I see the homes as stocks in 1999, some were more overvalued than others but they all fell. even warren buffet was caught up in it. the problem is, liquidity is not local, it's everywhere. anyways, didn't someone post that the highest foreclosure rates were actually in the relatively low priced areas of the country?

 
At 8:15 AM, Blogger deb said...

Anyone in an area with high appreciation (California, for example) could just refi or sell if they got into trouble. In fact, I would guess that some people, who cannot afford their current cost of living (including their mortgage payment), have been subsidising it with cash out of their homes. These people will get a rude awakening when there home is no longer the cash machine they thought it was.

Foreclosure rates are quite high in areas with low appreciation (for example, Texas). We will see this spread as other areas level out and begin to decline.

Here's a great link with foreclosure stats by state. Foreclosures were up 50% last month over February.

http://rismedia.com/index.php/article/articleview/9944/1/1/

The difference between high appreciation states and low ones is shocking.

 
At 8:25 AM, Blogger Dan said...

This CR report is flawed!

To believe this report you also need to believe that just a few short years ago prices in California were substantially undervalued!

Here in the east bay, prices have trippled since 98, 99, but have fundamentals improve? have jobs been paying more since?

Dan

 
At 8:54 AM, Blogger deb said...

I think prices probably were undervalue in '95-'97 in Los Angeles due to the decline from '89.

 
At 9:30 AM, Anonymous Anonymous said...

I agree with Dan. That report underestimates the over valuedness of homes in the bubble area. Furthermore, it is just doing a gross average house sale price to average income ratio. I think if more analysis was done, you'd find stronger patterns and that the over valuing is even more pronounced.

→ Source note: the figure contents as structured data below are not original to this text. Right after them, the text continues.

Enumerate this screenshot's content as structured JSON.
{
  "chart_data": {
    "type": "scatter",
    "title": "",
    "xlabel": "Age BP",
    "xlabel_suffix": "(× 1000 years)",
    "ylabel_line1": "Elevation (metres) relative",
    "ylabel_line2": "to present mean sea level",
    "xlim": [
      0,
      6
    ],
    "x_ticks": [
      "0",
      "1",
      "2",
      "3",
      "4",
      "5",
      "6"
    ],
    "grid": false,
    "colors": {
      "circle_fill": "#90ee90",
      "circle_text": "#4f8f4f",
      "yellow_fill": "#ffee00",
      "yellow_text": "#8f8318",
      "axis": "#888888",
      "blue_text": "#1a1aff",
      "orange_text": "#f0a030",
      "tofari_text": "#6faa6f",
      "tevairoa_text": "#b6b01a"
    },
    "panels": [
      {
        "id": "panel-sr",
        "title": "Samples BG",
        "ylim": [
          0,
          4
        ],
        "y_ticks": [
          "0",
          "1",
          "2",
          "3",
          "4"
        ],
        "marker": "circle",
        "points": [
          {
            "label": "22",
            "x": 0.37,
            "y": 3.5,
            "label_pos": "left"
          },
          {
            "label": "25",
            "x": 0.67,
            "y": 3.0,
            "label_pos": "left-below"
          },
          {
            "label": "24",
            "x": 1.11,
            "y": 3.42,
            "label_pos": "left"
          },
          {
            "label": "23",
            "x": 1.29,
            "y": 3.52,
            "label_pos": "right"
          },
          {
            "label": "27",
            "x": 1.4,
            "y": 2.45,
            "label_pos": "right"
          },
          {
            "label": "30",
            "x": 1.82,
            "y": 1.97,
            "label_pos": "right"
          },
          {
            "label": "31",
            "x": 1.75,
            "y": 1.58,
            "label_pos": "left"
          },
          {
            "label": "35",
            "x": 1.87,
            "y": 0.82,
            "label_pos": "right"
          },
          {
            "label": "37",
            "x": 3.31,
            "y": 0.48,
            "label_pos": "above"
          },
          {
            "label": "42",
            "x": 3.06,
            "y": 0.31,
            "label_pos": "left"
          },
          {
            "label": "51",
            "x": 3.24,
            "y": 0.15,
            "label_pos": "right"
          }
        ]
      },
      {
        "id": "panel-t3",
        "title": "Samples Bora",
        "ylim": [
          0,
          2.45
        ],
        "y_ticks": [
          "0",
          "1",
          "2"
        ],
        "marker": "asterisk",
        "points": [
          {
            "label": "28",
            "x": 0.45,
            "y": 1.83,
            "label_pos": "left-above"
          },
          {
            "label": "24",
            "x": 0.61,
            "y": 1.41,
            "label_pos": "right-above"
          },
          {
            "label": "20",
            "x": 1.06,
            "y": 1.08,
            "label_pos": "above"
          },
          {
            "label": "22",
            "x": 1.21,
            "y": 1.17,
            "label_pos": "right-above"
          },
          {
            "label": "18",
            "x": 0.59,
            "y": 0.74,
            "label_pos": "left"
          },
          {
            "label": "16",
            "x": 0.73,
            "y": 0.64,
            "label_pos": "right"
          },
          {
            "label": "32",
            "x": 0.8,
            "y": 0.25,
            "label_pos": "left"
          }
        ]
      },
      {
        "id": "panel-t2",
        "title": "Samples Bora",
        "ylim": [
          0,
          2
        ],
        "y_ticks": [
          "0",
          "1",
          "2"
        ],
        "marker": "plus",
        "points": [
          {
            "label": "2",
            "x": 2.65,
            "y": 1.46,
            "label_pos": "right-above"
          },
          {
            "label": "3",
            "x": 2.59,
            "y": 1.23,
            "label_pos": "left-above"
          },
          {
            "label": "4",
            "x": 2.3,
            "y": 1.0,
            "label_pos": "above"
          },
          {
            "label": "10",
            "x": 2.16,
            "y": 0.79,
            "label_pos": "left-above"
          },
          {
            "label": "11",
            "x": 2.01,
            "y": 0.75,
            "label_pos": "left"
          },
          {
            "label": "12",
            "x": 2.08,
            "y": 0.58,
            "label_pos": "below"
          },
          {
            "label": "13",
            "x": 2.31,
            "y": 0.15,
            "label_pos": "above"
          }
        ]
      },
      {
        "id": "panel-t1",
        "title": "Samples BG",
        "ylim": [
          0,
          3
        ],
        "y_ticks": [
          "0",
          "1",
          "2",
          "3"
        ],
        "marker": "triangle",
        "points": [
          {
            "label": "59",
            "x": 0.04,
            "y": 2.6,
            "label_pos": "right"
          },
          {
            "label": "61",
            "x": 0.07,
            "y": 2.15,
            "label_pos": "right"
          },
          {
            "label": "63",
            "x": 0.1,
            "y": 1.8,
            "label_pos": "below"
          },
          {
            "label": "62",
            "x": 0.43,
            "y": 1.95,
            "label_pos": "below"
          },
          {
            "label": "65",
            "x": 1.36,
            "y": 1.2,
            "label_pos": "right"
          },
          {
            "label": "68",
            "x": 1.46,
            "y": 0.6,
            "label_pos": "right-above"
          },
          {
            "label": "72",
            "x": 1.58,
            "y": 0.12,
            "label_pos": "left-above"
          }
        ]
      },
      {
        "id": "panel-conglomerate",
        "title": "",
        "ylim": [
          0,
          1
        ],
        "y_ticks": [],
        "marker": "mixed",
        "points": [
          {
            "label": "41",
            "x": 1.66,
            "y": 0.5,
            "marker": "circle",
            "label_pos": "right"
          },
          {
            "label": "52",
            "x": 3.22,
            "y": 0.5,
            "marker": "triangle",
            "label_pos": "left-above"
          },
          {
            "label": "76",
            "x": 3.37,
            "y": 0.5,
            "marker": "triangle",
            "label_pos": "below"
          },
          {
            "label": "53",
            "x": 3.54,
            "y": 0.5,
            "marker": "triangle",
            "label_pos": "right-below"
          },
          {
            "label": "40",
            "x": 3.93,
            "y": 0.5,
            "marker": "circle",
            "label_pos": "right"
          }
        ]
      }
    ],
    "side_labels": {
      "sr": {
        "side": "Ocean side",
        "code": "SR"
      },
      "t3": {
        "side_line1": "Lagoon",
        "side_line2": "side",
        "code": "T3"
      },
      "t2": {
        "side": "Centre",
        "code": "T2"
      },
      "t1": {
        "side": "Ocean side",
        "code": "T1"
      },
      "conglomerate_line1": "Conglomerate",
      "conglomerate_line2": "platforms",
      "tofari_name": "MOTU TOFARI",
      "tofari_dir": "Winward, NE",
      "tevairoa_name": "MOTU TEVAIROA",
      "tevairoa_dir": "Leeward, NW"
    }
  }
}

I wonder what Price/Earnings ratio they used and how it compares to historical value ? Given the liquidity that is around and all the RE speculation, I find it hard to believe that ANY area would currently be UNDERvalued.

 
At 9:38 AM, Anonymous Anonymous said...

Here is a quote from Coxe:

"Since the advent of the Industrial Revolution and particularly since the spread of public health practices- including water purification and immunization in the 19th century- industrial societies have known only rapid population growth (except for the 2 world wars and the influenze epidemic). The collective failure to prepare advanced industrial societies for negative population growth means that people and families will gradually reach their own conclusions about such matters aas the wisdom of investing in real estate. Judging by the boom in housing prices across the G7 since 1999, that realization has not yet sunk in. The big question: To whom will today's buyers of high priced European homes sell after, say 2020 ?"

I find this irronic given that people are starting to use 30 and 35 year mortgages to afford their purchases. By the time they get the mortgage paid off, the house will be worth half (in real terms) of what they paid for it.

 
At 9:44 AM, Anonymous Anonymous said...

Here is another quote from Coxe.

Pg 221:

"If you're investing in residential properties as part of your retirement planning, you'd be wise to do your shopping when mortgage rates are very high, forcing house prices down so the home remain affordable to most buyers.

Buying a home or second home at a time of record low mortgage rates is likely to be a losing investment for most of the rest of an economic cycle. As the economy strengthens and mortgage rates rise, fewer home buyers will be able to pay up to buy homes."

 
At 6:07 PM, Anonymous pb said...

It is certainly worth repeating that ARMs make a lot of sense if you anticipate interest rates declining.

I can remember talking to a fellow at a party in about 98 who had been doing one-year terms on his house for about 10 years. Although he didn't know it, he was riding the great bond bubble of the last 15 years - all he knew was that he had saved a bundle. But who thinks rates are headed down?